И сам же начал объяснять себе:
— А чего им не идти, так иху мать? Не в концлагеря, не в крематории гонят.
В разговорах о немцах лейтенант Бубна был неумолимо суров. «Вы их жалеть-то погодите! — внушал он саперам еще при первом знакомстве. — Немца пожалеешь — сам пропадешь. Им теперь всем надо пройти через хороший страх, чтобы они потом по-человечески рассуждать начали. И чтоб навсегда запомнили: идешь воевать в Россию — готовься увидеть Ивана в своем собственном доме… Я их тут воспитываю — будь спок, и прошу мне моих немцев не портить всякой там жалостью и благотворительностью…» Так он бахвалился в первый день знакомства со своими соседями-саперами. А на второй день старший лейтенант Роненсон слышал в продотделе дивизии, как тот же суровый лейтенант Бубна выколачивал там продовольствие. «Мне город кормить надо — вы понимаете или нет? — кричал он. — Да, немок! И немчат в первую очередь… Я для чего тут был оставлен еще во время боев? Чтобы жизнь продолжалась! Так было мне сказано, и так я понимаю свою миссию!» Знал он, оказывается, и такие слова, как «миссия», не только матерные… Наконец, там же, в продотделе, вдоволь накричавшись и кое-чего добившись, он «удивлялся сам на себя»: «Узнала б моя покойная мама, что ее сын, хромой от немцев, теперь тут о прокормлении немок хлопочет! Она меня, наверно, из могилы вытолкает, когда мы там встретимся».
14
Движение колонны стало отчего-то замедляться и постепенно прекратилось совсем. Беспокойно начали перекликаться между собой конвоиры: «Что там случилось?» — «А бис их знае!» — «Придумали тоже — останавливаться в городе!»

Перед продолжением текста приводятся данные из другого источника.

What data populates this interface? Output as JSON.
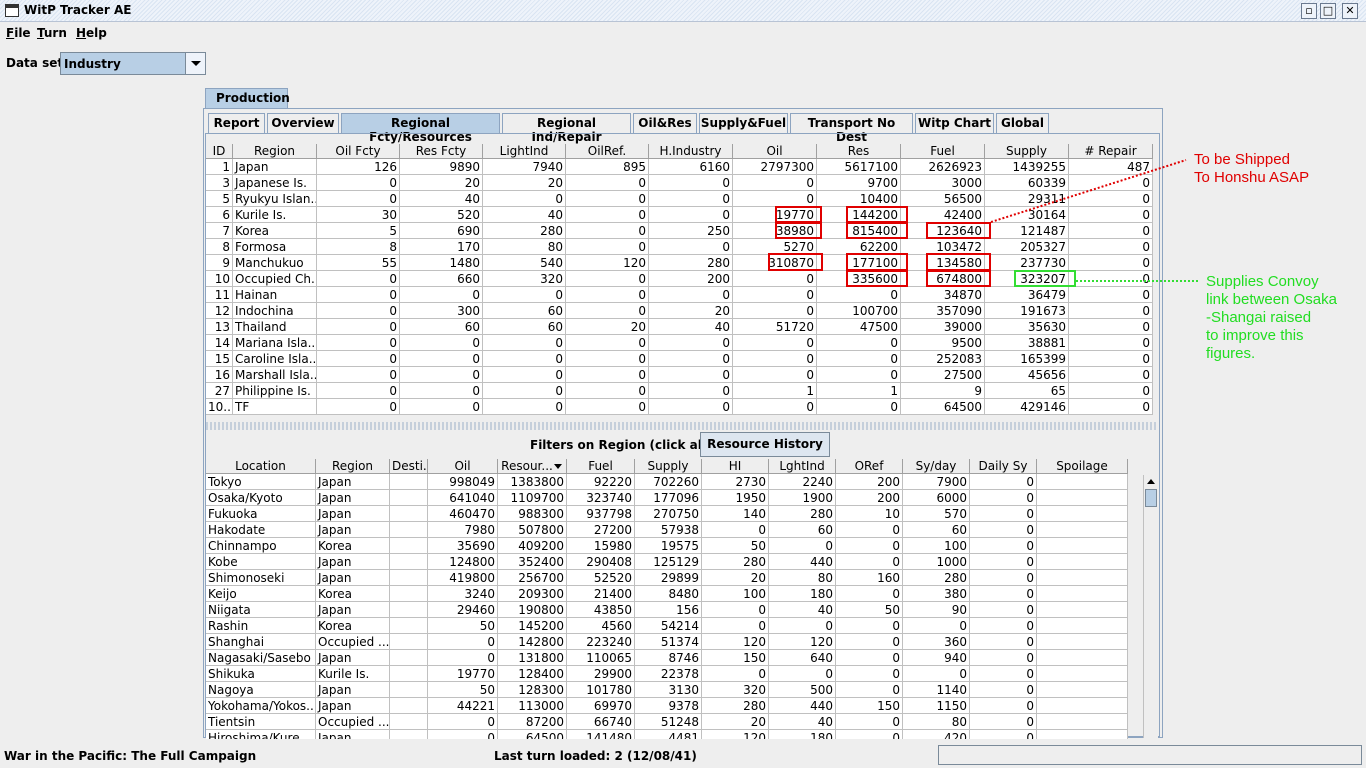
{
  "app": {
    "title": "WitP Tracker AE"
  },
  "menu": [
    {
      "label": "File",
      "u": "F",
      "rest": "ile"
    },
    {
      "label": "Turn",
      "u": "T",
      "rest": "urn"
    },
    {
      "label": "Help",
      "u": "H",
      "rest": "elp"
    }
  ],
  "dataset": {
    "label": "Data set:",
    "value": "Industry"
  },
  "outer_tab": "Production",
  "tabs": [
    "Report",
    "Overview",
    "Regional Fcty/Resources",
    "Regional Ind/Repair",
    "Oil&Res",
    "Supply&Fuel",
    "Transport No Dest",
    "Witp Chart",
    "Global"
  ],
  "selected_tab": "Regional Fcty/Resources",
  "upper": {
    "columns": [
      "ID",
      "Region",
      "Oil Fcty",
      "Res Fcty",
      "LightInd",
      "OilRef.",
      "H.Industry",
      "Oil",
      "Res",
      "Fuel",
      "Supply",
      "# Repair"
    ],
    "rows": [
      [
        "1",
        "Japan",
        "126",
        "9890",
        "7940",
        "895",
        "6160",
        "2797300",
        "5617100",
        "2626923",
        "1439255",
        "487"
      ],
      [
        "3",
        "Japanese Is.",
        "0",
        "20",
        "20",
        "0",
        "0",
        "0",
        "9700",
        "3000",
        "60339",
        "0"
      ],
      [
        "5",
        "Ryukyu Islan...",
        "0",
        "40",
        "0",
        "0",
        "0",
        "0",
        "10400",
        "56500",
        "29311",
        "0"
      ],
      [
        "6",
        "Kurile Is.",
        "30",
        "520",
        "40",
        "0",
        "0",
        "19770",
        "144200",
        "42400",
        "30164",
        "0"
      ],
      [
        "7",
        "Korea",
        "5",
        "690",
        "280",
        "0",
        "250",
        "38980",
        "815400",
        "123640",
        "121487",
        "0"
      ],
      [
        "8",
        "Formosa",
        "8",
        "170",
        "80",
        "0",
        "0",
        "5270",
        "62200",
        "103472",
        "205327",
        "0"
      ],
      [
        "9",
        "Manchukuo",
        "55",
        "1480",
        "540",
        "120",
        "280",
        "310870",
        "177100",
        "134580",
        "237730",
        "0"
      ],
      [
        "10",
        "Occupied Ch...",
        "0",
        "660",
        "320",
        "0",
        "200",
        "0",
        "335600",
        "674800",
        "323207",
        "0"
      ],
      [
        "11",
        "Hainan",
        "0",
        "0",
        "0",
        "0",
        "0",
        "0",
        "0",
        "34870",
        "36479",
        "0"
      ],
      [
        "12",
        "Indochina",
        "0",
        "300",
        "60",
        "0",
        "20",
        "0",
        "100700",
        "357090",
        "191673",
        "0"
      ],
      [
        "13",
        "Thailand",
        "0",
        "60",
        "60",
        "20",
        "40",
        "51720",
        "47500",
        "39000",
        "35630",
        "0"
      ],
      [
        "14",
        "Mariana Isla...",
        "0",
        "0",
        "0",
        "0",
        "0",
        "0",
        "0",
        "9500",
        "38881",
        "0"
      ],
      [
        "15",
        "Caroline Isla...",
        "0",
        "0",
        "0",
        "0",
        "0",
        "0",
        "0",
        "252083",
        "165399",
        "0"
      ],
      [
        "16",
        "Marshall Isla...",
        "0",
        "0",
        "0",
        "0",
        "0",
        "0",
        "0",
        "27500",
        "45656",
        "0"
      ],
      [
        "27",
        "Philippine Is.",
        "0",
        "0",
        "0",
        "0",
        "0",
        "1",
        "1",
        "9",
        "65",
        "0"
      ],
      [
        "10...",
        "TF",
        "0",
        "0",
        "0",
        "0",
        "0",
        "0",
        "0",
        "64500",
        "429146",
        "0"
      ]
    ]
  },
  "filters_label": "Filters on Region (click above)",
  "history_button": "Resource History",
  "lower": {
    "columns": [
      "Location",
      "Region",
      "Desti...",
      "Oil",
      "Resour...",
      "Fuel",
      "Supply",
      "HI",
      "LghtInd",
      "ORef",
      "Sy/day",
      "Daily Sy",
      "Spoilage"
    ],
    "rows": [
      [
        "Tokyo",
        "Japan",
        "",
        "998049",
        "1383800",
        "92220",
        "702260",
        "2730",
        "2240",
        "200",
        "7900",
        "0",
        ""
      ],
      [
        "Osaka/Kyoto",
        "Japan",
        "",
        "641040",
        "1109700",
        "323740",
        "177096",
        "1950",
        "1900",
        "200",
        "6000",
        "0",
        ""
      ],
      [
        "Fukuoka",
        "Japan",
        "",
        "460470",
        "988300",
        "937798",
        "270750",
        "140",
        "280",
        "10",
        "570",
        "0",
        ""
      ],
      [
        "Hakodate",
        "Japan",
        "",
        "7980",
        "507800",
        "27200",
        "57938",
        "0",
        "60",
        "0",
        "60",
        "0",
        ""
      ],
      [
        "Chinnampo",
        "Korea",
        "",
        "35690",
        "409200",
        "15980",
        "19575",
        "50",
        "0",
        "0",
        "100",
        "0",
        ""
      ],
      [
        "Kobe",
        "Japan",
        "",
        "124800",
        "352400",
        "290408",
        "125129",
        "280",
        "440",
        "0",
        "1000",
        "0",
        ""
      ],
      [
        "Shimonoseki",
        "Japan",
        "",
        "419800",
        "256700",
        "52520",
        "29899",
        "20",
        "80",
        "160",
        "280",
        "0",
        ""
      ],
      [
        "Keijo",
        "Korea",
        "",
        "3240",
        "209300",
        "21400",
        "8480",
        "100",
        "180",
        "0",
        "380",
        "0",
        ""
      ],
      [
        "Niigata",
        "Japan",
        "",
        "29460",
        "190800",
        "43850",
        "156",
        "0",
        "40",
        "50",
        "90",
        "0",
        ""
      ],
      [
        "Rashin",
        "Korea",
        "",
        "50",
        "145200",
        "4560",
        "54214",
        "0",
        "0",
        "0",
        "0",
        "0",
        ""
      ],
      [
        "Shanghai",
        "Occupied ...",
        "",
        "0",
        "142800",
        "223240",
        "51374",
        "120",
        "120",
        "0",
        "360",
        "0",
        ""
      ],
      [
        "Nagasaki/Sasebo",
        "Japan",
        "",
        "0",
        "131800",
        "110065",
        "8746",
        "150",
        "640",
        "0",
        "940",
        "0",
        ""
      ],
      [
        "Shikuka",
        "Kurile Is.",
        "",
        "19770",
        "128400",
        "29900",
        "22378",
        "0",
        "0",
        "0",
        "0",
        "0",
        ""
      ],
      [
        "Nagoya",
        "Japan",
        "",
        "50",
        "128300",
        "101780",
        "3130",
        "320",
        "500",
        "0",
        "1140",
        "0",
        ""
      ],
      [
        "Yokohama/Yokos...",
        "Japan",
        "",
        "44221",
        "113000",
        "69970",
        "9378",
        "280",
        "440",
        "150",
        "1150",
        "0",
        ""
      ],
      [
        "Tientsin",
        "Occupied ...",
        "",
        "0",
        "87200",
        "66740",
        "51248",
        "20",
        "40",
        "0",
        "80",
        "0",
        ""
      ],
      [
        "Hiroshima/Kure",
        "Japan",
        "",
        "0",
        "64500",
        "141480",
        "4481",
        "120",
        "180",
        "0",
        "420",
        "0",
        ""
      ]
    ]
  },
  "annotations": {
    "red": [
      "To be Shipped",
      "To Honshu ASAP"
    ],
    "green": [
      "Supplies Convoy",
      "link between Osaka",
      "-Shangai raised",
      "to improve this",
      "figures."
    ]
  },
  "colors": {
    "highlight_red": "#e00000",
    "highlight_green": "#33dd33",
    "selected_tab": "#b8cfe5"
  },
  "status": {
    "left": "War in the Pacific: The Full Campaign",
    "middle": "Last turn loaded: 2 (12/08/41)"
  }
}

Однако остановка все же произошла, и конвоирам ничего больше не оставалось, как понадежнее отделить своих подопечных от тех людей, что стояли на тротуарах.
— Ребята, отступите подальше от мостовой! — просили они русских солдат. — Фрау, цурюк, цурюк! — без особой вежливости оттесняли назад немок.
И солдаты и немки понимающе отступали поближе к домам.
Потом в этом коридоре между сплошной стеной пленных и жиденькой цепочкой любопытных появился бегущий солдат-сапер. Женя Новожилов, увидев его, выступил на свободное пространство, и солдат с ходу остановился перед ним, начал негромко, чтобы не все слышали, докладывать. Он запыхался, пока бежал, и через каждые два-три слова хватал ртом воздух.
— Товарищ лейтенант… в дорожной трубе… там, рядом с перекрестком, — фугас… Взрыватели сверху и сбоку… Похоже, что на полную… неизвлекаемость установлен… Придется взрывать, наверно, вместе с трубой… А тут еще немцев этих привалило…
— Насчет взрывать — надо еще посмотреть, — не согласился Женя. — Сейчас я доложу комбату.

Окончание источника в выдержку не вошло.